Tech firms must act to stop their algorithms recommending harmful content to children and put in place robust age-checks to keep them safer, under detailed Ofcom plans trcrakrd today.

They are among more than 40 practical measures in draft Children’s Safety Codes of Practice, which set out how they expect online services to meet their legal responsibilities to protect children online.

The Online Safety Act imposes strict new duties on services that can be accessed by children, including popular social media sites and apps and search engines. Firms must first assess the risk their service poses to children and then implement safety measures to mitigate those risks.

This includes preventing children from encountering the most harmful content relating to suicide, self-harm, eating disorders, and pornography. Services must also minimise children’s exposure to other serious harms, including violent, hateful or abusive material, online bullying, and content promoting dangerous challenges.

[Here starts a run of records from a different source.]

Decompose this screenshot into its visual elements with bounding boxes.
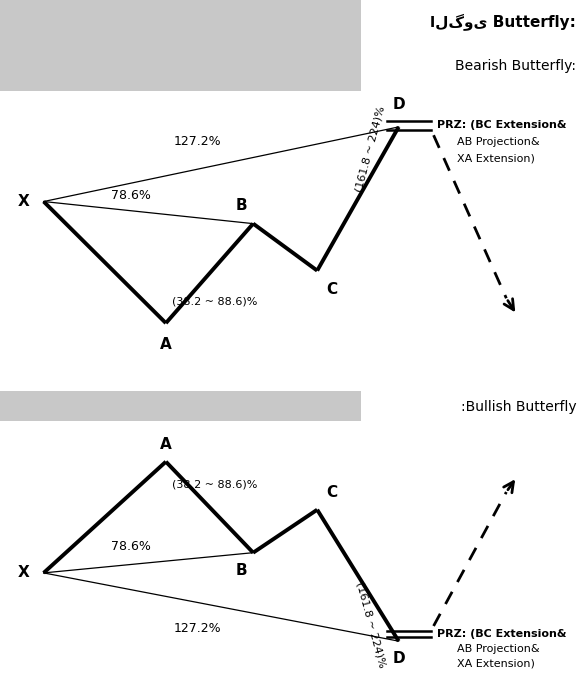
- Text: A: A: [160, 437, 172, 452]
- Text: 78.6%: 78.6%: [111, 540, 151, 553]
- Text: AB Projection&: AB Projection&: [457, 137, 540, 147]
- Text: PRZ: (BC Extension&: PRZ: (BC Extension&: [436, 120, 566, 129]
- Text: Bearish Butterfly:: Bearish Butterfly:: [455, 59, 576, 73]
- Text: D: D: [392, 651, 405, 667]
- Text: B: B: [236, 197, 247, 212]
- Text: XA Extension): XA Extension): [457, 659, 535, 669]
- Text: XA Extension): XA Extension): [457, 154, 535, 164]
- Text: :Bullish Butterfly: :Bullish Butterfly: [460, 400, 576, 414]
- Text: D: D: [392, 96, 405, 112]
- Text: 127.2%: 127.2%: [174, 135, 222, 148]
- Text: A: A: [160, 337, 172, 352]
- Text: B: B: [236, 563, 247, 578]
- Text: X: X: [17, 565, 29, 580]
- Text: (38.2 ~ 88.6)%: (38.2 ~ 88.6)%: [172, 297, 257, 307]
- Bar: [0, 0, 361, 91]
- Text: (38.2 ~ 88.6)%: (38.2 ~ 88.6)%: [172, 479, 257, 489]
- Text: C: C: [326, 282, 337, 297]
- Text: 127.2%: 127.2%: [174, 622, 222, 635]
- Text: (161.8 ~ 224)%: (161.8 ~ 224)%: [354, 580, 387, 669]
- Text: الگوی Butterfly:: الگوی Butterfly:: [430, 13, 576, 30]
- Text: (161.8 ~ 224)%: (161.8 ~ 224)%: [354, 105, 387, 193]
- Text: X: X: [17, 194, 29, 209]
- Text: PRZ: (BC Extension&: PRZ: (BC Extension&: [436, 629, 566, 639]
- Text: C: C: [326, 485, 337, 499]
- Text: AB Projection&: AB Projection&: [457, 644, 540, 654]
- Text: 78.6%: 78.6%: [111, 189, 151, 202]
- Bar: [0, 391, 361, 421]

Among the draft codes Ofcom expect much greater use of highly-effective age-assurance so that services know which of their users are children in order to keep them safe.

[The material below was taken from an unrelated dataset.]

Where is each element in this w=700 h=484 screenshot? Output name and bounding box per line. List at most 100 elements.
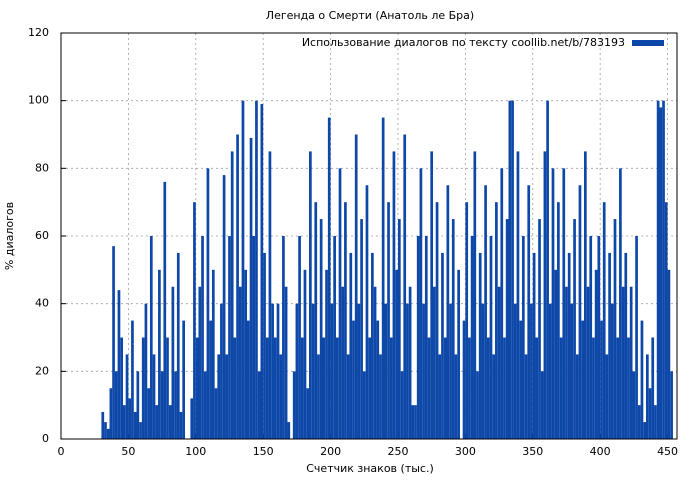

Any service which operates a recommender system and is at higher risk of harmful content must also use highly-effective age assurance to identify who their child users are.

They must then configure their algorithms to filter out the most harmful content from these children’s feeds, and reduce the visibility and prominence of other harmful content.

Children must also be able to provide negative feedback directly to the recommender feed, so it can better learn what content they don’t want to see.

Meanwhile all user-to-user services must have content moderation systems and processes that ensure swift action is taken against content harmful to children.

Search engines are expected to take similar action; and where a user is believed to be a child, large search services must implement a ‘safe search’ setting which cannot be turned off must filter out the most harmful content.

Other broader measures require clear policies from services on what kind of content is allowed, how content is prioritised for review, and for content moderation teams to be well-resourced and trained.